De Gregori propone il ‘Ministero del Divertimento’ per salvare la musica

francesco de gregori

L’intervento del cantautore sulla situazione dei musicisti, privi di rappresentanza, incapaci di protestare e considerati di serie B rispetto ad altri settori culturali

Servirebbe “il Ministero del Divertimento, da affiancare all’attuale Ministero della Cultura”. A proporlo è Francesco De Gregori, in un intervento pubblicato su Affari & Finanza di ‘Repubblica.

De Gregori propone il ‘Ministero del Divertimento’ per salvare la musica. L’intervento del cantautore sulla situazione dei musicisti, privi di rappresentanza, incapaci di protestare e considerati di serie B rispetto ad altri settori culturali

“Quella della musica – scrive il ‘principe dei cantautori’ – è parte integrante della grande industria culturale italiana. Ma che sia ‘industria’ passa con difficoltà nel mondo della comunicazione. Questo accade anche perché manchiamo di una rappresentanza credibile.

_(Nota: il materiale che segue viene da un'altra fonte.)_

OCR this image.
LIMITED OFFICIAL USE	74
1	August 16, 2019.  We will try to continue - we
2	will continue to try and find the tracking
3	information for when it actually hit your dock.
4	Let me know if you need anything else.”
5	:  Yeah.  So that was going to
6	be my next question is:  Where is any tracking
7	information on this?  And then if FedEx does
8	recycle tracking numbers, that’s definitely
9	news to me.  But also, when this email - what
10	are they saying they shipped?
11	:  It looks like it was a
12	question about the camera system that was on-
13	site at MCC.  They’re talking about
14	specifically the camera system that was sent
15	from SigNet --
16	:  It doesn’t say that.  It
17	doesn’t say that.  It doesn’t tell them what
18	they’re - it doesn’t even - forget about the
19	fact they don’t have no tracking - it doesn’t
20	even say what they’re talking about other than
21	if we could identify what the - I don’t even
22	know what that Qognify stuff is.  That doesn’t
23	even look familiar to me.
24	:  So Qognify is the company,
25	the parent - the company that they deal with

Altri settori dello spettacolo, penso al teatro, al cinema, alla musica classica, hanno associazioni di categoria che all’occorrenza possono manifestare disagi o esporre rivendicazioni ed ottenere attenzione da parte dell’opinione pubblica e della politica. Pesa anche un equivoco di fondo ed è inutile girarci intorno: noi produciamo divertimento, come ha detto Conte a suo tempo, credo senza nessuna intenzione di offendere. Altri, che pure lavorano come noi su un palcoscenico, sono più accreditati sul piano culturale. Lascio volentieri ai posteri la distinzione fra divertimento e cultura, se Shakespeare o Verdi facessero questo o quest’ altro, ma nel frattempo questa frattura incide in senso negativo sulla nostra possibilità di essere rappresentati come lavoratori facenti parte di un’industria”.

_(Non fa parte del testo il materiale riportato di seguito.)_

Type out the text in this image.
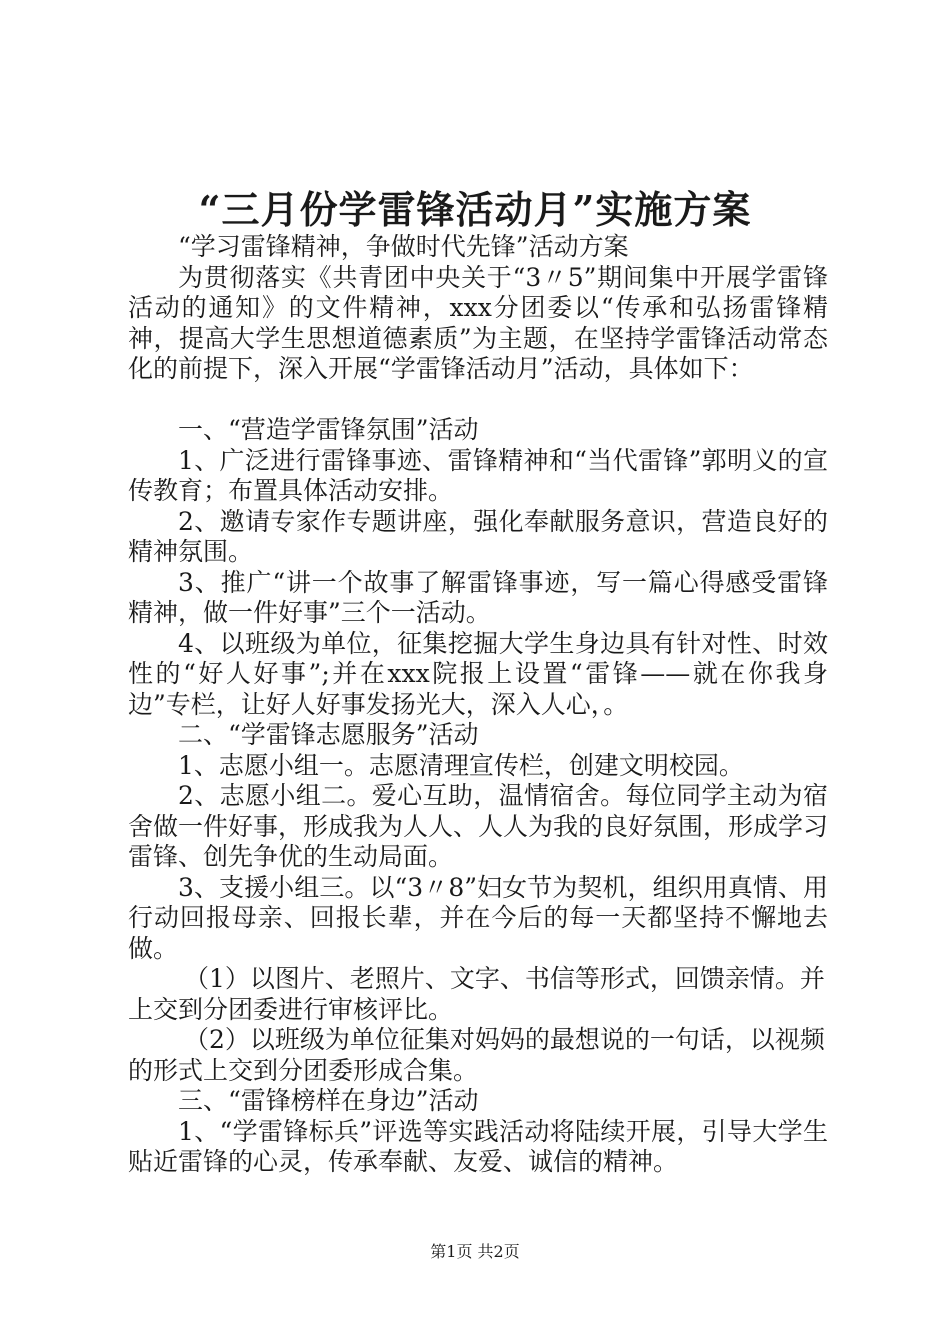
“三月份学雷锋活动月”实施方案

“学习雷锋精神，争做时代先锋”活动方案

为贯彻落实《共青团中央关于“3〃5”期间集中开展学雷锋活动的通知》的文件精神，xxx分团委以“传承和弘扬雷锋精神，提高大学生思想道德素质”为主题，在坚持学雷锋活动常态化的前提下，深入开展“学雷锋活动月”活动，具体如下：

一、“营造学雷锋氛围”活动

1、广泛进行雷锋事迹、雷锋精神和“当代雷锋”郭明义的宣传教育；布置具体活动安排。

2、邀请专家作专题讲座，强化奉献服务意识，营造良好的精神氛围。

3、推广“讲一个故事了解雷锋事迹，写一篇心得感受雷锋精神，做一件好事”三个一活动。

4、以班级为单位，征集挖掘大学生身边具有针对性、时效性的“好人好事”;并在xxx院报上设置“雷锋——就在你我身边”专栏，让好人好事发扬光大，深入人心，。

二、“学雷锋志愿服务”活动

1、志愿小组一。志愿清理宣传栏，创建文明校园。

2、志愿小组二。爱心互助，温情宿舍。每位同学主动为宿舍做一件好事，形成我为人人、人人为我的良好氛围，形成学习雷锋、创先争优的生动局面。

3、支援小组三。以“3〃8”妇女节为契机，组织用真情、用行动回报母亲、回报长辈，并在今后的每一天都坚持不懈地去做。

（1）以图片、老照片、文字、书信等形式，回馈亲情。并上交到分团委进行审核评比。

（2）以班级为单位征集对妈妈的最想说的一句话，以视频的形式上交到分团委形成合集。

三、“雷锋榜样在身边”活动

1、“学雷锋标兵”评选等实践活动将陆续开展，引导大学生贴近雷锋的心灵，传承奉献、友爱、诚信的精神。

第1页 共2页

“È come se, producendo e vendendo divertimento, tutto sommato ci divertissimo anche noi e quindi cosa vogliamo di più? Magari – la butta lì il cantautore romano – bisognerebbe creare un Ministero ad hoc, il Ministero del Divertimento, da affiancare all’attuale Ministero della Cultura, che possa occuparsi anche a noi. Da un anno sono fermi i grandi concerti ma anche i piccoli club, importanti soprattutto per i giovani artisti e per chi ama la musica. Da un anno è tutto fermo e non c’è stato molto clamore per questa mancanza. Del resto la nostra categoria non ha strepitato mai granché, siamo stati consapevoli della necessità di chiudere e non ci siamo messi a fare assembramenti fuori dai locali per richiamare l’attenzione e rivendicare riaperture a tutti i costi. Ricordo solo – continua – una civilissima e bellissima manifestazione in piazza Duomo a Milano, con i bauli disposti sul selciato a richiamare l’attenzione sui ferri del nostro mestiere. Ma vi immaginate cosa sarebbe successo se qualcuno di noi, da Vasco a Ligabue, da Sfera a Achille Lauro, si fossero messi davanti a un palazzetto a protestare pubblicamente? Ma l’assenza di musica significa mancanza di lavoro per tantissime persone. Ogni tanto capita che in assoluta buona fede qualcuno mi inviti a suonare da qualche parte in maniera amichevole dicendomi: ‘Ti porti la chitarra e canti solo due canzoni, che altro serve?’. È incredibile come molta gente che pure va ai concerti non si renda conto della macchina organizzativa che ci sta dietro. Ed è una macchina che negli ultimi 20 anni ha raggiunto livelli di assoluta professionalità e che ha quindi costi rilevanti ed impiega un mucchio di gente assunta e pagata regolarmente”.

“Produciamo lavoro, ricchezza e reddito, – prosegue De Gregori – siamo ottimi contribuenti a tutti i livelli. Vorrei anche aggiungere che non abbiamo grandi contributi governativi, al contrario di cinema e teatro. Lavoriamo grazie ai biglietti staccati, non grazie a sovvenzioni. E sul nostro lavoro grava un’imposizione Iva del 22%. E che un nostro concerto alimenta un indotto enorme anche se non immediatamente quantificabile. Da chi vende bibite e panini fino agli alberghi, ai treni, da chi attacca i manifesti a chi li stampa etc etc. Più ci penso e più quella del Ministero del Divertimento mi sembra una buona idea”, conclude.